たとえばロマンチック収録「この夏」。デブでダメな兄と小学生弟。両方ともそれぞれ好きになった女性がいるのでがんばって身体を鍛えて(兄はダイエット)プロポーズしようって話。これ、「からかい上手の高木さん」がこのラストだったら暴動が起こるような。
表題作である「ロマンチック」もいろいろな要素がからまって入っててかなりどうかしてる話。
「スズキと大山」という話の妙にもってまわった展開とか。
それでものちの「ふだつきのキョーコちゃん」における非常に丁寧に丁寧に紡がれる物語の萌芽がみてとれるので最後まで楽しむことができる。また女性が可愛いのはもうそのころからだし。

そして「恋文」では、その「ふだつきのキョーコちゃん」のプロトタイプとなる「まちにまったおとなりさん」がある。
そしてなんていうか自身が資質を見極めて覚悟が決まった感じがするのが「恋文」なんだよね。
表題作では、少年が今日も渡せない恋文を抱えてたらその好きな相手に「**にこれ渡して」ってラブレターを託される話。これベタっちゃベタな話なんだけど、これも「からかい上手の高木さん」の2人のプロトタイプのようなキャラ(中身はだいぶちがう)なので、神山さんの可愛さでいっきに寄り切るという「絵力」が結実するという。
そして2冊の中でももっともどうかしている「ネコのオッサン」という話も、「ロマンチック」のときよりどうかしてるし、いろいろな要素は内包されているんだけどスッキリしてる。
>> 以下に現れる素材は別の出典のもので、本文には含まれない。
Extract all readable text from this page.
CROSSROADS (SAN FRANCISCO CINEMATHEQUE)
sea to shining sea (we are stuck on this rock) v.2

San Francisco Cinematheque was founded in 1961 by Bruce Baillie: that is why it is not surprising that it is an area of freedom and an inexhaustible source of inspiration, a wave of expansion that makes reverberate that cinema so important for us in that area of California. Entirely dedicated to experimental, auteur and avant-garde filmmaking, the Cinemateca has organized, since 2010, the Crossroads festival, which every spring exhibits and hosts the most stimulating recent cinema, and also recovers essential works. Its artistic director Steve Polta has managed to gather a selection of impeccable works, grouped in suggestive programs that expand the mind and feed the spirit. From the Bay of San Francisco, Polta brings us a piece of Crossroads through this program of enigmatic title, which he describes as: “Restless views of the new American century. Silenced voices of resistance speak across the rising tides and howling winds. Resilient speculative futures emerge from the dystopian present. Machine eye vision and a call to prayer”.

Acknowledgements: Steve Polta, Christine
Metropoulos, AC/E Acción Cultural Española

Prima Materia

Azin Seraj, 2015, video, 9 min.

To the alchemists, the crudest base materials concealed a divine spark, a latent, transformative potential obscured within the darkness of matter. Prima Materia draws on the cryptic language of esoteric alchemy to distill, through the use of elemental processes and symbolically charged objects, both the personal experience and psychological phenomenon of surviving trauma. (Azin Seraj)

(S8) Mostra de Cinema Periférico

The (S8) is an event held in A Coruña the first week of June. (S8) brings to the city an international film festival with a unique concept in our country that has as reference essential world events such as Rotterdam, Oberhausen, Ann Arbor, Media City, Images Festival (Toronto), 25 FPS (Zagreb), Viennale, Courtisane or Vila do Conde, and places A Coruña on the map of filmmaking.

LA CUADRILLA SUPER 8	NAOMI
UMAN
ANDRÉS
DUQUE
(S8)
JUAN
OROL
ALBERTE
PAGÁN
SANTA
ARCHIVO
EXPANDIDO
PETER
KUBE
そう。この2冊ロマンチックから恋文と通して読むと、新人漫画家が「からかい上手の高木さん」を描いて大成功に至るまでの道がみえてくるんだよね。ここが最大の特徴よ。とくにマンガ家志望は読み込みまくるといいと思う。
ものすごいイキオイで取捨選択され洗練され、氏が自分の武器(可愛い女子他)に開眼してその武器を最大限に効果を発する話をずいずいと描いていく。そして完成度もずいずい上がっていく。そして現時点での「完成形」として「からかい上手の高木さん」へとつながっていく。
ちょいとゲスい表現させてもらうと「売れる」マンガを書くための洗練具合を研究するのにこれ以上ないテキスト2冊ですよ。本気でそう思います。この2冊を教科書としてマンガ学科の教授やってもいいくらいよ。それくらいいろいろなものを得られると思うよ。いろいろなことを語ることができると思うよ。
なおかつもう1回書くけど、初期の「ロマンチック」もおもしろいんだよ。

そして1番おもしろいのは「ロマンチック」の最後にあるらくがきおまけまんがなのよ。だからお忙しいのにムチ打つようなこというのなんだけど、短編もまた描いてほしー。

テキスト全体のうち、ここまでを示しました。